I guess when it rains it pours (or when the sun shines, it really shines?). Last week, I touched on Apple shortcuts. I thought it was a cautious start to empowering everyone to automate everything from their phone. I remain optimistic that more 3rd party integrations will make it worthwhile.
This week enter Slack workflows. To say that this launch is timid is an overstatement. You get 3 triggers (manually trigger, new member or a reactji--that's a reaction emoji if you're new to the whole internet thing). The only actions you get are to send a message or to create a form. That's it. Not a single 3rd party app. I've only used it to automate sending colleagues a kudos... and I write about automation.
Remember that Microsoft Teams is crushing Slack in the entreprise space due to a tight integration between Teams and Microsoft 360 and a 0$ price tag. Also remember that Microsoft runs Microsoft Flow (like Zapier but built by Microsoft so it's uglier and integrates less apps). Flow + Teams, that's a goddamn automation powerhouse. Automating a few messages doesn't really cut it.
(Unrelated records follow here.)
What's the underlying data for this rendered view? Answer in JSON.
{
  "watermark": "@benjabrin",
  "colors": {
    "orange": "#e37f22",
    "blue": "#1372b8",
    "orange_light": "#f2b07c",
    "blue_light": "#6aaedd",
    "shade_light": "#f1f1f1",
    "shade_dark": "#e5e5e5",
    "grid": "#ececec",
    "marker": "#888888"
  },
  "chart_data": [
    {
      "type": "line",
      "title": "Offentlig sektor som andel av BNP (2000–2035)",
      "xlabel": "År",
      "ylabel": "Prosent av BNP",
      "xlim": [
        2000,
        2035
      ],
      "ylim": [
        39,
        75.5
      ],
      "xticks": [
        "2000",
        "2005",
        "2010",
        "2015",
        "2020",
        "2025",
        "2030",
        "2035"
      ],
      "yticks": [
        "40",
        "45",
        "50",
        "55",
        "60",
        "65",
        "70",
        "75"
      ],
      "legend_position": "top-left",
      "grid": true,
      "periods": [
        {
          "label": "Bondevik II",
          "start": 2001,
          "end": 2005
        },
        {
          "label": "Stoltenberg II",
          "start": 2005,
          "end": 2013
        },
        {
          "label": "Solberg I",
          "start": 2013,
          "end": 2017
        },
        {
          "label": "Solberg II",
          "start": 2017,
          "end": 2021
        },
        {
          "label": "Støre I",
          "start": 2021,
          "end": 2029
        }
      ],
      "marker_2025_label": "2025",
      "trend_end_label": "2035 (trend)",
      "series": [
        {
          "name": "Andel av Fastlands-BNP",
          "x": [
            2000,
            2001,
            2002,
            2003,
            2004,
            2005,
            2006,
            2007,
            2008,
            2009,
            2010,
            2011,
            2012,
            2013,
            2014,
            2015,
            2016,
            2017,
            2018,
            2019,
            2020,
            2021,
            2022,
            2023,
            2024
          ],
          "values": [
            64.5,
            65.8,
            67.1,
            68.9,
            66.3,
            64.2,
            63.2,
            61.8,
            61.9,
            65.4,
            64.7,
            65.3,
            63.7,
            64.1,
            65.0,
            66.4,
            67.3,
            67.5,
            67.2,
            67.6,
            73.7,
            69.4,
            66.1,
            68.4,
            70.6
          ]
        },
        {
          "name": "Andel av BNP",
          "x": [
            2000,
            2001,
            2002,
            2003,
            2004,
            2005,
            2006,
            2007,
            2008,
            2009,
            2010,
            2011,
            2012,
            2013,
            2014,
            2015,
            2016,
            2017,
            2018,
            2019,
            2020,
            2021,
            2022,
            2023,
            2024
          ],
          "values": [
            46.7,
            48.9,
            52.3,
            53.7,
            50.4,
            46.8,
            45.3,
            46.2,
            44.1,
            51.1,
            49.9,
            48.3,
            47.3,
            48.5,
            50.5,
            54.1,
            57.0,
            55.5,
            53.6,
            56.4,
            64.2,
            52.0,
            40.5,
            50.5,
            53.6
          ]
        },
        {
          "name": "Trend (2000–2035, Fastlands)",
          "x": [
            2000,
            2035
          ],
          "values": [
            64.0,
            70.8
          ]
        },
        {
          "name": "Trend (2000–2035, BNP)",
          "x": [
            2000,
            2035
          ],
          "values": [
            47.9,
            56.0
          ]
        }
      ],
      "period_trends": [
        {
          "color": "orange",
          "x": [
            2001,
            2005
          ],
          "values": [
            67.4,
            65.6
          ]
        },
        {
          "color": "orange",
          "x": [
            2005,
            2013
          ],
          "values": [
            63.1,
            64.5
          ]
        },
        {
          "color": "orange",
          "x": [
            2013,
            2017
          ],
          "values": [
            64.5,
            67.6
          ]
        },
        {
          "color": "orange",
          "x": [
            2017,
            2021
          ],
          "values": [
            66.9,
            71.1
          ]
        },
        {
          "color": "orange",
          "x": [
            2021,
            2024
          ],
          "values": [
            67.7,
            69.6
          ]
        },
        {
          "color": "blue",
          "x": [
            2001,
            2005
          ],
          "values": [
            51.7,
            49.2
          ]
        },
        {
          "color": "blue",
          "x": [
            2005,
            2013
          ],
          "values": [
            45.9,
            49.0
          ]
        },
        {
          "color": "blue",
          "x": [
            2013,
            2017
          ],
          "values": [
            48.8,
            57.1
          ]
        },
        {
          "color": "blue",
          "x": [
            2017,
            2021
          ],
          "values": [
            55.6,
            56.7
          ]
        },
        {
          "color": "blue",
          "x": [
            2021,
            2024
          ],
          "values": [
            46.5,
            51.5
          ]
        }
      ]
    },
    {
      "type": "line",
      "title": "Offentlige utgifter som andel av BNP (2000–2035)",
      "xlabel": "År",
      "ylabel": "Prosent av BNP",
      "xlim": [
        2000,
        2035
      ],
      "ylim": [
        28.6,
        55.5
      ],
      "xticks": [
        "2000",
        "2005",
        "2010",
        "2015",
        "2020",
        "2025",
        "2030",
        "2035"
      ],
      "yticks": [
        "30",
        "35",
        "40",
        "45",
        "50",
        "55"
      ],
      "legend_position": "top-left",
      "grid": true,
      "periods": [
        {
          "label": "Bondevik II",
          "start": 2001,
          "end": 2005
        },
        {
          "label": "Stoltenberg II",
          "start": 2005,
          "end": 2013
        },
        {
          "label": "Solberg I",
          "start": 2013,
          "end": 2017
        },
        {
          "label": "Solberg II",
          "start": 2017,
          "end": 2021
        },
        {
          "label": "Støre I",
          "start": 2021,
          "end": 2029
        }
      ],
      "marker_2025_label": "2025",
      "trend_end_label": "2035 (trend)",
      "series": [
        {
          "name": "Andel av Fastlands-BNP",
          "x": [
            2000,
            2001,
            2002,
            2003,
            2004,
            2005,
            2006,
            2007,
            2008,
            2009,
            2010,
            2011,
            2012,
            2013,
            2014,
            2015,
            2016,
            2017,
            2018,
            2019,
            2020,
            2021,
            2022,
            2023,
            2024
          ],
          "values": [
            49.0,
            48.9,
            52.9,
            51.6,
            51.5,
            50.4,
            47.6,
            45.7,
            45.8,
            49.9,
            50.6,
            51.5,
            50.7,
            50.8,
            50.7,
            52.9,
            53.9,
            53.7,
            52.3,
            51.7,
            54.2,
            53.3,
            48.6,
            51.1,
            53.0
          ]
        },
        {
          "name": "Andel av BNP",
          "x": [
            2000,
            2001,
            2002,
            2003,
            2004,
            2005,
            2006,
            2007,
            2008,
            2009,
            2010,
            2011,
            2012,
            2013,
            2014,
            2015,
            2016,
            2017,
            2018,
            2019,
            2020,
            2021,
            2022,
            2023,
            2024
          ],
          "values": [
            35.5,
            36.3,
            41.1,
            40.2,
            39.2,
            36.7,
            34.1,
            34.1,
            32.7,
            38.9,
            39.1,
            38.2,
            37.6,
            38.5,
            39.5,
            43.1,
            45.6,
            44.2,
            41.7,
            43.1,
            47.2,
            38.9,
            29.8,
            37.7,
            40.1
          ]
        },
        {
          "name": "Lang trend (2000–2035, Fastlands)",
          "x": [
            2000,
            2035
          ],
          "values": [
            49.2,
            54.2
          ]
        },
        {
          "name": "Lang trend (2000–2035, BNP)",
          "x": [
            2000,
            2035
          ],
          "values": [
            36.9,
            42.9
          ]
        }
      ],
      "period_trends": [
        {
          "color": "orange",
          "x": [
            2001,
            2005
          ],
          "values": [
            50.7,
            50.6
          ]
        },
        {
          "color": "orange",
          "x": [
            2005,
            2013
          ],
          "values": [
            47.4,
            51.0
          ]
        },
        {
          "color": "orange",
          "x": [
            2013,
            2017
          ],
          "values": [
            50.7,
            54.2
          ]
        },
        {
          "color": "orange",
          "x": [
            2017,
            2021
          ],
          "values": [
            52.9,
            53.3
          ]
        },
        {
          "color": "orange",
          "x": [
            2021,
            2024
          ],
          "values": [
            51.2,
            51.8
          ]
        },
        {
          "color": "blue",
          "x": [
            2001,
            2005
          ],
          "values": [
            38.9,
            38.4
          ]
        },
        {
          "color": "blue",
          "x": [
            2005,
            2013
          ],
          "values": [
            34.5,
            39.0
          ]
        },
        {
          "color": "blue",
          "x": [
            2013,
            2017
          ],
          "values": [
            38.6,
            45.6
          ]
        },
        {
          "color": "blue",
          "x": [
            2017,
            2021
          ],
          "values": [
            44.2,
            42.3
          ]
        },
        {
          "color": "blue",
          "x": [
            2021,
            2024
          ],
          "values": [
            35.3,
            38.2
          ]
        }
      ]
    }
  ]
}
I understand the whole launch the minimum viable product ethos (I live it everyday) but when you're Slack's scale and fighting Microsoft, MVP isn't going to cut it. I'm reminded of Rand Fishkin's view on launching MVPs when you have brand awareness:
Conversely, if you already have a big following with high expectations, publicly launching a traditional MVP [...] can be disastrous. If you’ve reached a certain scale (which could vary depending on the reach of your organization versus the size of your field), perception and reputation are huge parts of your current and future success. A not-up-to-par product launch can hurt that reputation in the market and be perceived as a reason to avoid your company/product by potential customers.
On the bright side, everyone's still all-in on the no code movement, even Slack.